# Minn Kota Trolling Motor Value



## johnboatjosh (May 19, 2008)

Hey guys,

I'm looking to upgrade my trolling motor and am going to try and sell my current one to help finance my new one. I have a 2006 Minn Kota Riptide AP 70 with co pilot remote control system. The trolling motor is in sound mechanical condition and is average cosmetically. My question is how do I determine what a fair asking price would be for my used motor? Anybody got an idea on where you look to gain an idea of used values on trolling motors?


----------



## marcuswon (Apr 5, 2010)

100.00 its old.so ill just take it off ur hands......


----------



## johnboatjosh (May 19, 2008)

marcus,

Hope I can get more than $100! Tell you what, I'll trade ya a brand new 80 lb Minn Kota Riptide St w/ I pilot for it, deal?
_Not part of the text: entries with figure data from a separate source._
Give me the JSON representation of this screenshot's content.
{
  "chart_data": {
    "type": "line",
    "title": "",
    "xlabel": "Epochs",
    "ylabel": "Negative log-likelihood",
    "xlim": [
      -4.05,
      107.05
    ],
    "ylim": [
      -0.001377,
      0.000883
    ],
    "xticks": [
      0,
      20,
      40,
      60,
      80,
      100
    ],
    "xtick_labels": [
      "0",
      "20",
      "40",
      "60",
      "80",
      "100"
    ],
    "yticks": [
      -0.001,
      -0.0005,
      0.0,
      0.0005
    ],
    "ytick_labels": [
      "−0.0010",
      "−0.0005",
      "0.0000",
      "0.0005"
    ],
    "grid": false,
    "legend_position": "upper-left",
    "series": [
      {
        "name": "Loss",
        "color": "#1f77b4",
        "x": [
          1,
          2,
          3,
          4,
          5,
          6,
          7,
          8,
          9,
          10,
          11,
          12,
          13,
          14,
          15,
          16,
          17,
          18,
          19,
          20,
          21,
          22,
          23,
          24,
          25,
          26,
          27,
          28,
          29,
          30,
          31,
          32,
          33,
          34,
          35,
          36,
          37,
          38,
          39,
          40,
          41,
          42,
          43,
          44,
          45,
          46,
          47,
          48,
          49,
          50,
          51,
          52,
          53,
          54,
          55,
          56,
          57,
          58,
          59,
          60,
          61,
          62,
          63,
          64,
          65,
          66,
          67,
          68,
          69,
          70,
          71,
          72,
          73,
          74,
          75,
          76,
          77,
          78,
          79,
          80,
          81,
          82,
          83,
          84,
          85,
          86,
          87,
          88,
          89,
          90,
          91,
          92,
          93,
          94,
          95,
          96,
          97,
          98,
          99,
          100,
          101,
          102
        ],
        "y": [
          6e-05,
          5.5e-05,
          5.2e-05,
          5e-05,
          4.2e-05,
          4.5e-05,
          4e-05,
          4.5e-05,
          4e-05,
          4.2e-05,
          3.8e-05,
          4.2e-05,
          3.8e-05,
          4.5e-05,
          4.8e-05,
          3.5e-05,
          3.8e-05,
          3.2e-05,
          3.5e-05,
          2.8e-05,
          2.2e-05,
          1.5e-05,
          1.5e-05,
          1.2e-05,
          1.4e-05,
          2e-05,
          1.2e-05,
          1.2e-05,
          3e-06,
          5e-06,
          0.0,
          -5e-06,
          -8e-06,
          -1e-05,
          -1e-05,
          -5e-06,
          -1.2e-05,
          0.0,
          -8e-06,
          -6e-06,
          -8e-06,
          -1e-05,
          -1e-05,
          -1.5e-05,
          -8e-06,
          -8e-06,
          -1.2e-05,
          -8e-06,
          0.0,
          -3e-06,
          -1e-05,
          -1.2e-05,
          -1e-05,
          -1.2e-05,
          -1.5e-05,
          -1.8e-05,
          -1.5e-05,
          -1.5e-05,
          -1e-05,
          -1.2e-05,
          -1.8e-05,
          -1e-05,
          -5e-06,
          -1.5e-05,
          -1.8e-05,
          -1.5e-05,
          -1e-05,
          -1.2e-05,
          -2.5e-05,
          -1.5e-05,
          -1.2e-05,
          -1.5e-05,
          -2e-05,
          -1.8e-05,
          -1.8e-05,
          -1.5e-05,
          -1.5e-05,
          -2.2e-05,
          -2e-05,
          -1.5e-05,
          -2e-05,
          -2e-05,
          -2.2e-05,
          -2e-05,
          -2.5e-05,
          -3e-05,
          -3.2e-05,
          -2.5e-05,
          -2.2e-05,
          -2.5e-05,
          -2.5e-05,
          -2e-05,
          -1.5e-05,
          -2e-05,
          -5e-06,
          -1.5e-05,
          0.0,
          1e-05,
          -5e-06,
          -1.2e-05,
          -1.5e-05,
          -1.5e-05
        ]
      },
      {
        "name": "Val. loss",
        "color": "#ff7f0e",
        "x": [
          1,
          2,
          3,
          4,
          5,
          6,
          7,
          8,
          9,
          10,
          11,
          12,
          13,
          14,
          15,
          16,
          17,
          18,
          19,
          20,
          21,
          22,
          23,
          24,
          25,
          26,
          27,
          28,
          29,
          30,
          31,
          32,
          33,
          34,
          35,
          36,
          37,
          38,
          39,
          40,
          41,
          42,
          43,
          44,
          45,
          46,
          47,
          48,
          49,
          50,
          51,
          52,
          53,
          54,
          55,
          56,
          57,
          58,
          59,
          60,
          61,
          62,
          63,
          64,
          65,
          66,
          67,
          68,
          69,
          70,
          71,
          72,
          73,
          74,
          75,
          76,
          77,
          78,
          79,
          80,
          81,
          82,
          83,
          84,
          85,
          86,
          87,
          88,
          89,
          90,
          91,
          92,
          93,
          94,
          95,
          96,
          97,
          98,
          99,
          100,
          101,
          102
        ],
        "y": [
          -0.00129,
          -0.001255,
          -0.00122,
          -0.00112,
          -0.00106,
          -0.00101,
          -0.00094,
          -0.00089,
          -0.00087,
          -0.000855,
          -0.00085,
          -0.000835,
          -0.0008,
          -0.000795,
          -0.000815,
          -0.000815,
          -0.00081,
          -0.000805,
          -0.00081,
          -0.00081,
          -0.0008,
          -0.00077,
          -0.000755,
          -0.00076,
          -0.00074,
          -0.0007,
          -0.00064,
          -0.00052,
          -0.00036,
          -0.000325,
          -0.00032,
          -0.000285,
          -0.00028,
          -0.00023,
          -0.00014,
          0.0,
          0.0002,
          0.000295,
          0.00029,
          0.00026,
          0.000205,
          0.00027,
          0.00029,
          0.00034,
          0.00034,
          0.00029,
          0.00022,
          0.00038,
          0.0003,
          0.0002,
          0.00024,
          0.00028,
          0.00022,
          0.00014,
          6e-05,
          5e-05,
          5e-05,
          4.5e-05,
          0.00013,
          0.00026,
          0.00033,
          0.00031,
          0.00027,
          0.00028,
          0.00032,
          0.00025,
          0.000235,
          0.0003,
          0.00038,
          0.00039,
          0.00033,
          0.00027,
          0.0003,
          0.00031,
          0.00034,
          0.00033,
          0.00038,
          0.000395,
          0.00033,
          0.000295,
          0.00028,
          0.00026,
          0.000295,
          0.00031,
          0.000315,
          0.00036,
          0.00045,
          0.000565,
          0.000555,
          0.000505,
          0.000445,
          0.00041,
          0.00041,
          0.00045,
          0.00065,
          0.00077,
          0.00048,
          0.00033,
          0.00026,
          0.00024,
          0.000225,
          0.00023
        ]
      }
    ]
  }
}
LOL


----------



## marcuswon (Apr 5, 2010)

i looked at them.thought i wanted one till they where 1000.00 +/-..hope some one will give you what you need for it.i would think 300.00 +/- would be far.but don't hold me to that..


----------



## Ocean Master (May 20, 2008)

I have a Minn Kota RT/80/SM/BG/HC-62 with the RTA-19 Quick Release Bracket. It was slightly used. The owner upgraded to the I Pilot at Kenny Mann's shop and I bought it there. I have never mounted it or used it. I will sell it for $700.00 OBO...


----------



## oxbeast1210 (Jun 21, 2010)

Johnboat did you ever figure out a price?


----------